The detachment strength and morphology of bone cells contacting materials modified with a peptide sequence found within bone sialoprotein.

Adhesion, spreading, and focal contact formation of primary bone-derived cells on quartz surfaces grafted with a 15 amino acid peptide that contained a -RGD-(-Arg-Gly-Asp-) sequence unique to bone sialoprotein was investigated. The peptide surfaces were fabricated by using a heterbifunctional crosslinker, sulfosuccinimidyal 4-(N-maleimidomethyl)cyclohexane-1-carboxylate, to link the peptide to amine functionalized quartz surfaces. Contact angle measurements, spectroscopic ellipsometry, and X-ray photoelectron spectroscopy were used to confirm the chemistry and thickness of the overlayers. A radial flow apparatus was used to characterize cell detachment from peptide-grafted surfaces. After 20 min of cell incubation, the strength of cell adhesion was significantly (p < 0.05) higher on the -RGD- compared to -RGE- (control) surfaces.

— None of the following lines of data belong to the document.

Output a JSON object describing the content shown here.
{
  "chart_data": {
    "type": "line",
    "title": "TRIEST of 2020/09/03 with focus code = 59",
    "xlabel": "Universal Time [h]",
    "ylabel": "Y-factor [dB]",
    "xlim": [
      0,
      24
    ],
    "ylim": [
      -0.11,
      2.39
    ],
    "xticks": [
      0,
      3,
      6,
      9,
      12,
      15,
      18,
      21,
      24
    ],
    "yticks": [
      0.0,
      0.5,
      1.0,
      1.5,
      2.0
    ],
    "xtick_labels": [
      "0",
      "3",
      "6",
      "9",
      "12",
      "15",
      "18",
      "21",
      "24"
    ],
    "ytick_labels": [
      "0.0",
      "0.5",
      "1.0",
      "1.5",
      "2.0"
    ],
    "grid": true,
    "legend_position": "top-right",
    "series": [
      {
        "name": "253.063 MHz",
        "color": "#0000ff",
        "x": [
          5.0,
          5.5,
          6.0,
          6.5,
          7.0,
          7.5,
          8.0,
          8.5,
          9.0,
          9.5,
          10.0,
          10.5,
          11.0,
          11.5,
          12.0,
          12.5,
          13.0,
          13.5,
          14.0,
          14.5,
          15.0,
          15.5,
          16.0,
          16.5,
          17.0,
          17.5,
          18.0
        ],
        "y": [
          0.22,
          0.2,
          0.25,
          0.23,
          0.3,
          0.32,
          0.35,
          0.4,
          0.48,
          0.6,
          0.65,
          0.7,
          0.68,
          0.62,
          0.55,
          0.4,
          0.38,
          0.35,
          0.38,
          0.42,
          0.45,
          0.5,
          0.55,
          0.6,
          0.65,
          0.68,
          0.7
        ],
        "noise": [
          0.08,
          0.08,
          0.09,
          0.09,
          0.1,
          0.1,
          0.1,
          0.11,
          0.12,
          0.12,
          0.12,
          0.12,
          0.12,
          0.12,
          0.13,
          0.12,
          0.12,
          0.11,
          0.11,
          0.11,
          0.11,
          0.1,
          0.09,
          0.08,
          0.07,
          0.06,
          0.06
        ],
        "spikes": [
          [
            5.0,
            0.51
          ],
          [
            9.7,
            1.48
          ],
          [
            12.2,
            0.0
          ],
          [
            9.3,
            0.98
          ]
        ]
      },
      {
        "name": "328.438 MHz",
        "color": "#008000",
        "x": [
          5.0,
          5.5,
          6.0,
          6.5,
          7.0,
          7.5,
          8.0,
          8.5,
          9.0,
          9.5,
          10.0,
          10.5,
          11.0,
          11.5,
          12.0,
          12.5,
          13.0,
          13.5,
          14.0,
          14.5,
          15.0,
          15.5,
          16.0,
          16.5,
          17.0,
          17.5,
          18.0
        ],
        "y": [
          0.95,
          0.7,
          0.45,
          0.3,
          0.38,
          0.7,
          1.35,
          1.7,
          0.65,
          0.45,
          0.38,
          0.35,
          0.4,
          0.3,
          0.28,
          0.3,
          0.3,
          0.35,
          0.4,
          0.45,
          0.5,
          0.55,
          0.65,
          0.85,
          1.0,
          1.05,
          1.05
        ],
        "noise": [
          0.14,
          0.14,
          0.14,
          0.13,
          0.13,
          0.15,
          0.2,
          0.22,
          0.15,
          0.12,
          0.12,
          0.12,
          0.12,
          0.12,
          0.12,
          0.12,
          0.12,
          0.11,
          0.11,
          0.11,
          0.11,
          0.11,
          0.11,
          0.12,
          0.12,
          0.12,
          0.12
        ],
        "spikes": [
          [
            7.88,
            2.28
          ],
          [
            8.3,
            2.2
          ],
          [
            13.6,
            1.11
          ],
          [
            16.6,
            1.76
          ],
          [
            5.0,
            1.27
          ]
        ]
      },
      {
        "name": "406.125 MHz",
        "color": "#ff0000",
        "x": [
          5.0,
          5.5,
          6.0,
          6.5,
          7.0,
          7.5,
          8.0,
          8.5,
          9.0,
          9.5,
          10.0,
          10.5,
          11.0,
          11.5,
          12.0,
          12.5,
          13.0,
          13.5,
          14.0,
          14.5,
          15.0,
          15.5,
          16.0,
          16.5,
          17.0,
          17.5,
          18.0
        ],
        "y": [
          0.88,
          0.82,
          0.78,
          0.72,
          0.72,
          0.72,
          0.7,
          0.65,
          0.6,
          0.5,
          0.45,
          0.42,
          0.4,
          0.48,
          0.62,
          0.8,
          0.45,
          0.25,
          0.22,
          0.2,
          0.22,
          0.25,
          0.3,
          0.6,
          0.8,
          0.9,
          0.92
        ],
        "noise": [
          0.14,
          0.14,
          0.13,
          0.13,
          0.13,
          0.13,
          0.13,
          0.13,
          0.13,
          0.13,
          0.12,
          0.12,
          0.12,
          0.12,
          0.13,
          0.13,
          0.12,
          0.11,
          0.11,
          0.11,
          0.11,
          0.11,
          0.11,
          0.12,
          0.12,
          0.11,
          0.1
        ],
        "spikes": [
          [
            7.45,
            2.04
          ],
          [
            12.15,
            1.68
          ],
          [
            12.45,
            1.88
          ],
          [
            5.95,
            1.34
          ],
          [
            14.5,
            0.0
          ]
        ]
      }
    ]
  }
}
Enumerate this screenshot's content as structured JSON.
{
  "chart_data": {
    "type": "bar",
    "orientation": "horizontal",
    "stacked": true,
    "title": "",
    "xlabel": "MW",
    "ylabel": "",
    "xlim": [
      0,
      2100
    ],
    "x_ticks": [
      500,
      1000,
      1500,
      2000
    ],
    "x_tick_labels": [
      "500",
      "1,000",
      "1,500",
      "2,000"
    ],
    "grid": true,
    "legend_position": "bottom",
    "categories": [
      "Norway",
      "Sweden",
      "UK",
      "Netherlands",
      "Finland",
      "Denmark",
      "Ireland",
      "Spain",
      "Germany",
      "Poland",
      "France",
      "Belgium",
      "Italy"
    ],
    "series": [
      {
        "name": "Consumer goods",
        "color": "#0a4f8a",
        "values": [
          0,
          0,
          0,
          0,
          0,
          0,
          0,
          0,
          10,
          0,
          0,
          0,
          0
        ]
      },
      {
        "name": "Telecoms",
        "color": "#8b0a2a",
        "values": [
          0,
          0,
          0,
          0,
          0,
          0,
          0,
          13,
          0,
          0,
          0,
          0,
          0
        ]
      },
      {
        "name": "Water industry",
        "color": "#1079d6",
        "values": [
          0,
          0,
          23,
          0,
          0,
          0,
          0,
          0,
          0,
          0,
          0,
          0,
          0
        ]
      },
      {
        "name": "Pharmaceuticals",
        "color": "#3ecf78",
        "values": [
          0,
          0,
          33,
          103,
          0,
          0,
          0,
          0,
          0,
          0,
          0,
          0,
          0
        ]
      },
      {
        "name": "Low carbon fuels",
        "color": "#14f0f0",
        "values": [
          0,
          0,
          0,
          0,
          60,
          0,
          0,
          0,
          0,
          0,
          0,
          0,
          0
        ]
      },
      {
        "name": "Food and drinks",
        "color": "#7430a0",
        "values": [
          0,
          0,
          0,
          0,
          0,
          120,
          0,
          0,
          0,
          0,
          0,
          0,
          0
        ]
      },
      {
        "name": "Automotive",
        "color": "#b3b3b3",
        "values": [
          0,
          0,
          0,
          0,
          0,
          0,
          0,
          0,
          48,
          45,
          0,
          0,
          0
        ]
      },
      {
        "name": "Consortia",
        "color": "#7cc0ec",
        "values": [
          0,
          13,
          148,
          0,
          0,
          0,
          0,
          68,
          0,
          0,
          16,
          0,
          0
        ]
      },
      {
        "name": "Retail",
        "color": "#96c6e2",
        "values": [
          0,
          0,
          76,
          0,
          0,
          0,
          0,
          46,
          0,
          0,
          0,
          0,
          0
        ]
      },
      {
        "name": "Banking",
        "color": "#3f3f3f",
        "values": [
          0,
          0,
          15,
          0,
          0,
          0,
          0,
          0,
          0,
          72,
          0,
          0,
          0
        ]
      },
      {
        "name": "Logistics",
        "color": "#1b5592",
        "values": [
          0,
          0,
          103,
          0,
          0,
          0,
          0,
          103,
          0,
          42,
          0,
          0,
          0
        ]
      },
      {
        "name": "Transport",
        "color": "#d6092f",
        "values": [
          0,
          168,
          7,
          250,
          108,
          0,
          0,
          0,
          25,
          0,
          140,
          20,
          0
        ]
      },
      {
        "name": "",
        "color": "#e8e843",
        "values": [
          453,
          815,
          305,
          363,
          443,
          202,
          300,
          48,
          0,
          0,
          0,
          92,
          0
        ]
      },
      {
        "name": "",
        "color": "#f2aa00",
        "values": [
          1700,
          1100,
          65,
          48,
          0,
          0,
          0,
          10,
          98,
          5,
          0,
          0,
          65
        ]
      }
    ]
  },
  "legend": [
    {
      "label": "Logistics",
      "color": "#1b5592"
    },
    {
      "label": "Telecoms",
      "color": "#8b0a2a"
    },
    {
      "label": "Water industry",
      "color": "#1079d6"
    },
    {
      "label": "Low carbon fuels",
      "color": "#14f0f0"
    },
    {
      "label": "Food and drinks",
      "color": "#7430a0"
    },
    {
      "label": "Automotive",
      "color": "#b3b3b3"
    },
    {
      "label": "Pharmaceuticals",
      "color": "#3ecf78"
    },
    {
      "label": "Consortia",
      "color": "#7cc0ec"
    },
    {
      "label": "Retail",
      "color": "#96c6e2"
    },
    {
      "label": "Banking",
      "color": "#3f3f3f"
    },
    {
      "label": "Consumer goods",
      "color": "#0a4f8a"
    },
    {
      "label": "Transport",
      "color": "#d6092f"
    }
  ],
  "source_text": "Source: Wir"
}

Furthermore, the mean area of cells contacting the -RGD- was significantly (p < 0.05) higher than -RGE- surfaces. Vinculin staining showed formation of small focal contact patches on the periphery of bone cells incubated for 2 h on the -RGD- surfaces; however, few or no focal contacts were formed by cells seeded on the -RGE-grafted surfaces. The methods of peptide immobilization utilized in this study can be applied to implants, biosensors, and diagnostic devices that require specificity in cell adhesion.